Given the histories involved here, I don't think so. And toss in the trade war, it's really naive to not see the obvious here.

> Doctors go to pains to have diseases named after themselves, proudly.

Sure for recognition and to be credited for discovering the disease. Are you saying "the chinese" should be credited and honored for the virus? Should "the chinese" win the nobel prize for this discovery?

> Folks are over-thinking this.

Nothing to over-think. It's pretty obvious what the intentions are, not to mention the political motivations.

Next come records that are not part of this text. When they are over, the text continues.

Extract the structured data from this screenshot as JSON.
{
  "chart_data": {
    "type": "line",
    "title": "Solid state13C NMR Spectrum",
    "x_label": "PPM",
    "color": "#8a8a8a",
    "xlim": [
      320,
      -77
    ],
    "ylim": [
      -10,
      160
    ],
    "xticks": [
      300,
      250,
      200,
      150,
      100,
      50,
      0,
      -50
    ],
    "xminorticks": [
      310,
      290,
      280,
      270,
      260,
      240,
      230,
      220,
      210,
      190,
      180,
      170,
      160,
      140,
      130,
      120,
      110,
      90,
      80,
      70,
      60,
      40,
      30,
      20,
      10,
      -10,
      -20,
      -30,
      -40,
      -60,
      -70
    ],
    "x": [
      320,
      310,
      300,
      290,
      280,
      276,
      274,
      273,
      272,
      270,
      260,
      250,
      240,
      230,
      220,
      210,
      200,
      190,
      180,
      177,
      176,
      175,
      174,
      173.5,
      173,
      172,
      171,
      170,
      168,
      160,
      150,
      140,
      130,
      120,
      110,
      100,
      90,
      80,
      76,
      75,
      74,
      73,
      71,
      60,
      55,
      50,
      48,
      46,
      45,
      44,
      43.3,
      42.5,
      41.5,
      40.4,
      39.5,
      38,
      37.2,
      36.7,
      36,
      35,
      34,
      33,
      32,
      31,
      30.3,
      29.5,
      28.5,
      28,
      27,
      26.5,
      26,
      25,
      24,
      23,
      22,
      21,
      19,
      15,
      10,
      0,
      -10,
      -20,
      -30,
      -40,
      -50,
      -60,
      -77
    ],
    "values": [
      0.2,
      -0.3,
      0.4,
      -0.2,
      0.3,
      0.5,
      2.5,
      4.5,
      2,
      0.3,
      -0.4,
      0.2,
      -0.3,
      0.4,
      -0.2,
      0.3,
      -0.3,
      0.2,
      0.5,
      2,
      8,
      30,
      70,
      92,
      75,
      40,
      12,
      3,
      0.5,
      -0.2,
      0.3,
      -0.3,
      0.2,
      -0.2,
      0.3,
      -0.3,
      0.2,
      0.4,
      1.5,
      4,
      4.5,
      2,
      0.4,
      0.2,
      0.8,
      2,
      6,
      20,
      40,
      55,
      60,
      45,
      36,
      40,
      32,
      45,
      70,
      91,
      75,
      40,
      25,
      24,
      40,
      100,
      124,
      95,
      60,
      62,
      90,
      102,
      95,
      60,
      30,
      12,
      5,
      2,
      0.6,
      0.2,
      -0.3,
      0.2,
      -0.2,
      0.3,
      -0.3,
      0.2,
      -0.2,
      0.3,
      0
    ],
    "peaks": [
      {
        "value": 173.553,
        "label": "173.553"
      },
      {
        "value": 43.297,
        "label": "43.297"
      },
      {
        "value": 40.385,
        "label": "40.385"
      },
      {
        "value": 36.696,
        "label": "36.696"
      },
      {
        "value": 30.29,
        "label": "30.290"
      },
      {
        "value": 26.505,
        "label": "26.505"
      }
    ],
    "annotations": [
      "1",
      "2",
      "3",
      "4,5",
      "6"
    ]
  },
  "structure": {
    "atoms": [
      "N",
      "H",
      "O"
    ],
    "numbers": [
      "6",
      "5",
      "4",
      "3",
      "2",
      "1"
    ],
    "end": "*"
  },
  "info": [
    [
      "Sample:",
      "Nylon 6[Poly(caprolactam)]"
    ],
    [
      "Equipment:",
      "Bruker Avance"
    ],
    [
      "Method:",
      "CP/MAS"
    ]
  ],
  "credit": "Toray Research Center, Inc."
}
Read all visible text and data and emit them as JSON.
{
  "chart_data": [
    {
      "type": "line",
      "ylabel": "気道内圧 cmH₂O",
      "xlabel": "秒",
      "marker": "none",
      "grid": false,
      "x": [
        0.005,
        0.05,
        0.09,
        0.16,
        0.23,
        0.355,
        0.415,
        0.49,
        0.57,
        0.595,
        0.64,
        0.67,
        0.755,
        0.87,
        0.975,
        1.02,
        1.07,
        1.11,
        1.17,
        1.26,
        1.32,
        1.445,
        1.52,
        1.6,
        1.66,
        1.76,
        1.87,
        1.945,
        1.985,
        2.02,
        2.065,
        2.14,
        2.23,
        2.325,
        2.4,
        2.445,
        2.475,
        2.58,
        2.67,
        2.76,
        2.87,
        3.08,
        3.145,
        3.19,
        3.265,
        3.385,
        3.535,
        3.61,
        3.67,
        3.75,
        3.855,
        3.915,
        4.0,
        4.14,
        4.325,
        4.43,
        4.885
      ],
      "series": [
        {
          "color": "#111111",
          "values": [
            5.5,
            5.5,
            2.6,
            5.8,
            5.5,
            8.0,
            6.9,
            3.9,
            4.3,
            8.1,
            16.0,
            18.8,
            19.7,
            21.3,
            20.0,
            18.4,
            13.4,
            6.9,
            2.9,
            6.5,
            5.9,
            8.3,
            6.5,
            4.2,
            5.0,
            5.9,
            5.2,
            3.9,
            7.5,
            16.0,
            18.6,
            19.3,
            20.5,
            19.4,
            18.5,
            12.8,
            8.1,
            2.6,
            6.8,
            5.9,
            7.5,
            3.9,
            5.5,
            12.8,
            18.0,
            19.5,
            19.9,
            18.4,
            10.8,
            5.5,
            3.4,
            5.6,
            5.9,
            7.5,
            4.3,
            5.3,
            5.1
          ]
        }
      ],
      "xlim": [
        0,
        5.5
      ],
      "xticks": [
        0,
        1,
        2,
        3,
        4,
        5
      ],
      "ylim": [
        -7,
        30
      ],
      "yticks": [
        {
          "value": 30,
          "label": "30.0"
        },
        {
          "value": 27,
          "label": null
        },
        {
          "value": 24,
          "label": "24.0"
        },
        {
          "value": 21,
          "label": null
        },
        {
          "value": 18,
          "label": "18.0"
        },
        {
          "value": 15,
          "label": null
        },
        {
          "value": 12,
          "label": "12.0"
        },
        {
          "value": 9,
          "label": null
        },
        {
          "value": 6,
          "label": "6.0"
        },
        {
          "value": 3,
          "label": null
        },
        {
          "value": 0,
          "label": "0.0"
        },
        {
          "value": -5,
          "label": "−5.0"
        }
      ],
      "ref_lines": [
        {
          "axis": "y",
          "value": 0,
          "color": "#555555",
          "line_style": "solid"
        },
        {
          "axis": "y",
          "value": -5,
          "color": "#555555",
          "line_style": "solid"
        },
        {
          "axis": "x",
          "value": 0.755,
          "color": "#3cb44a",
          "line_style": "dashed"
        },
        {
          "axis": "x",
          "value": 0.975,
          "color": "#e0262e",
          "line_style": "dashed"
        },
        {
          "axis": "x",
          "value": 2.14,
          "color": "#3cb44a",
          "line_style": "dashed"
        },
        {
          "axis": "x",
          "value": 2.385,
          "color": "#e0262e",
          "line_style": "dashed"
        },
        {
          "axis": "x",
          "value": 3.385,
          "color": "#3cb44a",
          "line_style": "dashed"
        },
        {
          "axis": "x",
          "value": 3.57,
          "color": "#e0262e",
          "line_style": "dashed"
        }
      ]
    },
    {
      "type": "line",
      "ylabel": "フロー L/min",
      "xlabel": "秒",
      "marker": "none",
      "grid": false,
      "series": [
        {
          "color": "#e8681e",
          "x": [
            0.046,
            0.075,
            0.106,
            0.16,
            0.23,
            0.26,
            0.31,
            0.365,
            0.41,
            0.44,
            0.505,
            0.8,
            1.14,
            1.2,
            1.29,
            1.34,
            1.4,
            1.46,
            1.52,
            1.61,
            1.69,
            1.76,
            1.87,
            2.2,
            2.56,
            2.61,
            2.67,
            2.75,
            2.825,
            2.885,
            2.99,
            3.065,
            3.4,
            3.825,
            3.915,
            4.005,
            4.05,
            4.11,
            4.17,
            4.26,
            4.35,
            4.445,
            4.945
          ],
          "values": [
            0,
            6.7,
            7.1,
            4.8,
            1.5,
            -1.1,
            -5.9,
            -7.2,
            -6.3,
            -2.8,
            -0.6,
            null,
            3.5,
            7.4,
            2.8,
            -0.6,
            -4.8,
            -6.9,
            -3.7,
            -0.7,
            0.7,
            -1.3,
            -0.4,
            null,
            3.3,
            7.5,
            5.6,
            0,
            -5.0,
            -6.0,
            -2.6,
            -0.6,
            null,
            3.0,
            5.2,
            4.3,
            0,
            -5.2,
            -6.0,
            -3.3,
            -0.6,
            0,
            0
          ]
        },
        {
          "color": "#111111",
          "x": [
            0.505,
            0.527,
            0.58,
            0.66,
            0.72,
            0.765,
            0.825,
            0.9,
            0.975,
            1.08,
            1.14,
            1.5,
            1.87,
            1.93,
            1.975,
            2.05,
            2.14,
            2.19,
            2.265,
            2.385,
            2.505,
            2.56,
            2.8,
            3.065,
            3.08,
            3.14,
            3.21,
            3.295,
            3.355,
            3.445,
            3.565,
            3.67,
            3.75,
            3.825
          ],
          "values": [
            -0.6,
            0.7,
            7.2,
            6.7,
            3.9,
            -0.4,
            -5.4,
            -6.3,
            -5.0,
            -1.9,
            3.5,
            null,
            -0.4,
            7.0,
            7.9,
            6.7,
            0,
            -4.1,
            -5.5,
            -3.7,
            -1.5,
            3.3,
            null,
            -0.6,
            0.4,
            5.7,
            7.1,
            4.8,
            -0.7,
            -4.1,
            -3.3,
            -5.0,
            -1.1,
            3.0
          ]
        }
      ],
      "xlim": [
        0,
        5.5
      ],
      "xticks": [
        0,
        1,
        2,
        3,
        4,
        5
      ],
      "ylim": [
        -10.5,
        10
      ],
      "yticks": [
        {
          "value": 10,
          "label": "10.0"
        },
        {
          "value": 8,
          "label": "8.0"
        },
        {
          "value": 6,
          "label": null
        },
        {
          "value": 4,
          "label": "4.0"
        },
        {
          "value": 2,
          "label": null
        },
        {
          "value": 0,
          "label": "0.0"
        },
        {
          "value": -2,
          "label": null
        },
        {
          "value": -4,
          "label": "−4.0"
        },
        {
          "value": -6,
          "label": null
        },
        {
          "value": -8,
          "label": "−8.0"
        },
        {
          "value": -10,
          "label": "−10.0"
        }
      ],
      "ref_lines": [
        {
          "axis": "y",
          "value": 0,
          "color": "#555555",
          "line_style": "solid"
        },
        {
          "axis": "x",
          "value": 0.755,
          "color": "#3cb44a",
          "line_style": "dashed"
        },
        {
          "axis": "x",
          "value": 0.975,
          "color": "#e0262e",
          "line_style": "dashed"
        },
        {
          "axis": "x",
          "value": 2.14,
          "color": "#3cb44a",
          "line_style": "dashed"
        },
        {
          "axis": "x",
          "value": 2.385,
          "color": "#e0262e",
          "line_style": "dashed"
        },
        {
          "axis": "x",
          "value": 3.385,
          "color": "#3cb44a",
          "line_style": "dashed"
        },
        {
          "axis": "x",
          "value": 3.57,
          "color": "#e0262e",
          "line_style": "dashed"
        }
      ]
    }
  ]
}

History is fraught with naming diseases, insects, etc after countries to attack those countries. Syphilis was called the french, italian, spanish, etc disease depending on politics of the nations involved. Cockroaches were called "german cockroaches" by the french, while germans called it the "french cockroach", etc depending on which nation was mad at which nation at the time. HIV was initially called a gay-related disease. But heterosexuals can get HIV. And non-chinese can get the "chinese virus" so maybe it wouldn't hurt to call it something else? What do you think?


As I posted earlier… I see President Trump's tweet from 7:19 AM - Mar 27, 2020 — after chatting to President Xi — now refers to "the CoronaVirus" and "the Virus".


It was called the Spanish flu because they were a neutral country and hence the reporters were allowed to report on the flu. It doesn't have much more than that in common with Spain.